Monday, September 16, 2013

The Devil's Double

Directed by Lee Tamahori.
2011. Rated R, 108 minutes.
Ludivine Sagnier
Philip Quast
Mimoun Oaïssa
Raad Rawi
Nasser Memarzia
Tiziana Azzopardi

We follow the exploits of Latif (Cooper), a young Iraqi soldier hired to become the body double of Uday Hussein, son of none other than Saddam Hussein. Okay, hired isn't the right word. Forced is more precise, as in made to under the threat of harm coming to him and his loved ones. Quickly, we find out what was apparently Iraq’s worst kept secret. Uday is a complete psychopath. Life with him is a never ending stream of sex, drugs, rape, and murder. None of this sits too well with the straight-laced Latif. How can our hero possibly escape the hell he’s found himself in? Complicating matters, there’s a girl. There is always a girl. Based on the life story of the real Latif Yahia.

I meant what I said about the never ending stream of sex, drugs, rape, and murder. The movie wastes no time settling into a pattern of showing Uday snort coke, drink, make a lot of noise, commit a violent and often sexual act, then repeating the cycle. The difference between one set and the next is that whatever heinous act he engages in is an attempt to top the last one. While all this is going on, Latif looks on disapprovingly. Actually, he completes the cycle of events by voicing his disdain and/or refusing to do something Uday has ordered him to, at which point we get a battle of wills between the two. This pattern continues throughout the first two acts. It’s interesting simply for the sheer nuttiness of it all, but is isn't particularly thought provoking. We know what each guy is going to do every step of the way. Everything in this world is distinctly black or white. Nothing either man does even slightly veers from the path they started on before the opening credits were finished.

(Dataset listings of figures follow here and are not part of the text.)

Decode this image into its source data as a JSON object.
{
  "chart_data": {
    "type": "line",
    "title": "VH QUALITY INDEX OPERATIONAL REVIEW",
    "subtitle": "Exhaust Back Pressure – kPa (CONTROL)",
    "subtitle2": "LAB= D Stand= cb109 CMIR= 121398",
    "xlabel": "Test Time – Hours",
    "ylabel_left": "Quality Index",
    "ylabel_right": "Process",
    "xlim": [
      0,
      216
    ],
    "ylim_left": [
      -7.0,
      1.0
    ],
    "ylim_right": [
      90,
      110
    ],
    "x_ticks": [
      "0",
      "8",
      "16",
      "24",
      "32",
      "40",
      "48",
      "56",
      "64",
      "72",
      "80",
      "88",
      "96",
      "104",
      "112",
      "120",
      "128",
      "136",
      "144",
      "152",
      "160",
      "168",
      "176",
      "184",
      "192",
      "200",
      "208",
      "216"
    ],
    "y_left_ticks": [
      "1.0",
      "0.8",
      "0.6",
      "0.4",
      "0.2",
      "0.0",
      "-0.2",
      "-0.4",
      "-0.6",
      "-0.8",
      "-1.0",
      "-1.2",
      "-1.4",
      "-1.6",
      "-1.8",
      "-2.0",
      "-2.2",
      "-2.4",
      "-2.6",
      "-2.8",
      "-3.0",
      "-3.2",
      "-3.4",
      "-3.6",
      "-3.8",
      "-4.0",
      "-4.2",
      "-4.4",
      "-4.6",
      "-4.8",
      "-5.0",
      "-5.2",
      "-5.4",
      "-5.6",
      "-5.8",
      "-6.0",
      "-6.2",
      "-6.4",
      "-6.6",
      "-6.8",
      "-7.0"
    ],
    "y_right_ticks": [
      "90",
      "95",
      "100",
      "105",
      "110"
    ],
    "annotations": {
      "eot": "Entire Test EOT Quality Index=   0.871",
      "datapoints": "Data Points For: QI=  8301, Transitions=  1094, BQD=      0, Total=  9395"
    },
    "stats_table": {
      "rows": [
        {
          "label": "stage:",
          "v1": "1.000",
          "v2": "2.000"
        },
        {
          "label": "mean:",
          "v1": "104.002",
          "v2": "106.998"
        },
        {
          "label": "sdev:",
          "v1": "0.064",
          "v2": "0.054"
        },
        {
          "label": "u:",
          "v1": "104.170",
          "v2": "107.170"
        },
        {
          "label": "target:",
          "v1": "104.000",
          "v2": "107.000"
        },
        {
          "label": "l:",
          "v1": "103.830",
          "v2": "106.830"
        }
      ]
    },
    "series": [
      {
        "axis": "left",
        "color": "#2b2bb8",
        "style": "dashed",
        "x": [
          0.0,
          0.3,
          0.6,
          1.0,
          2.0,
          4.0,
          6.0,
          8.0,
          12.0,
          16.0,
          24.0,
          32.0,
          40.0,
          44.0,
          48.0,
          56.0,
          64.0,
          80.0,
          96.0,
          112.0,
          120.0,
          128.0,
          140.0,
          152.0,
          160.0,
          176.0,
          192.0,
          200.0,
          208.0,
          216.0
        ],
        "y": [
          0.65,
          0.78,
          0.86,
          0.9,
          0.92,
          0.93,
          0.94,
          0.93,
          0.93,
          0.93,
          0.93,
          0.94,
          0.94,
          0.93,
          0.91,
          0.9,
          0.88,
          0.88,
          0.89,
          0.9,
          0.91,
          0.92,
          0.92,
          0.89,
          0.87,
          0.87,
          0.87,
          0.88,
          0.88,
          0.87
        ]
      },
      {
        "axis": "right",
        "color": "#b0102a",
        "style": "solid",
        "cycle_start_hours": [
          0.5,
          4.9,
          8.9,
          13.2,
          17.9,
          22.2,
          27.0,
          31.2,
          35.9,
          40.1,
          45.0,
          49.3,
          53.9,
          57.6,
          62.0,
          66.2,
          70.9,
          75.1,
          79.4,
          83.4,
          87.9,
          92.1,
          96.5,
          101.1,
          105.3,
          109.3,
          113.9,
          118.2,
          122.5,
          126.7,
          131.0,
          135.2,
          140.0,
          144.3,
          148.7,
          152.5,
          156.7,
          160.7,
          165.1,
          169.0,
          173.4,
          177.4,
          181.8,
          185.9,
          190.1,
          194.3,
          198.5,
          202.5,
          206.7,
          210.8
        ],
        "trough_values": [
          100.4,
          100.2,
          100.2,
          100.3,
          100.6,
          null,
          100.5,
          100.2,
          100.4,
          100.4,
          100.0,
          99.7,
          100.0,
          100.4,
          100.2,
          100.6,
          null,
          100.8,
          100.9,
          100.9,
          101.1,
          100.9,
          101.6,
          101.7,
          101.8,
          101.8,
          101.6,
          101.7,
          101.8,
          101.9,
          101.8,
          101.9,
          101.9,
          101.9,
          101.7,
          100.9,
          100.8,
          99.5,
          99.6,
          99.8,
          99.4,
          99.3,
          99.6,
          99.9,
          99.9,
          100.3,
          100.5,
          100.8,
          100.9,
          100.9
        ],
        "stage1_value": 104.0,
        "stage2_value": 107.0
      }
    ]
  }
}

For the third act, we switch gears into The Bourne Identity territory. Of course, our couple on the run is being pursued by a government nut-job instead of shady bureaucrats. This is when the movie starts to rapidly fall apart. Set up and timing go out the window. Our hero, with girl in tow, show up some place and the phone immediately rings with Uday on the other end. The explanation doesn't jive, given our knowledge of the timeline, and leaves us a bit perturbed because we suspected as much but it feels like an impossibility. When we get to the finale, the bottom totally falls out. The movie lets us know that it is exactly what it has been threatening to be. It is a film entirely about Uday Hussein’s penis. Never you mind that the premise is bursting with possibilities. A picture inspired by the true story of the body double of the volatile son of a ruthless dictator during the days leading up to The Gulf War can do no better than showcase the villainy of the pecker. Sigh.

As shallow as it turns out to be, The Devil’s Double is hard to take your eyes off. The insanity is constant and the performances of Dominic Cooper are a sight to behold. As Uday, he chews scenery with reckless abandon. As Latif, he mostly just scowls, but it’s effective. Unfortunately, neither he nor his antics can carry the rest of the movie’s flimsiness. They struggle under the pressure of being its savior. As a result, Cooper’s histrionics as Uday grow tiresome as they become increasingly cartoon-like. This, in turn, crystallizes the main problem. Two men who share a potentially amazing story are reduced to uninteresting archetypes.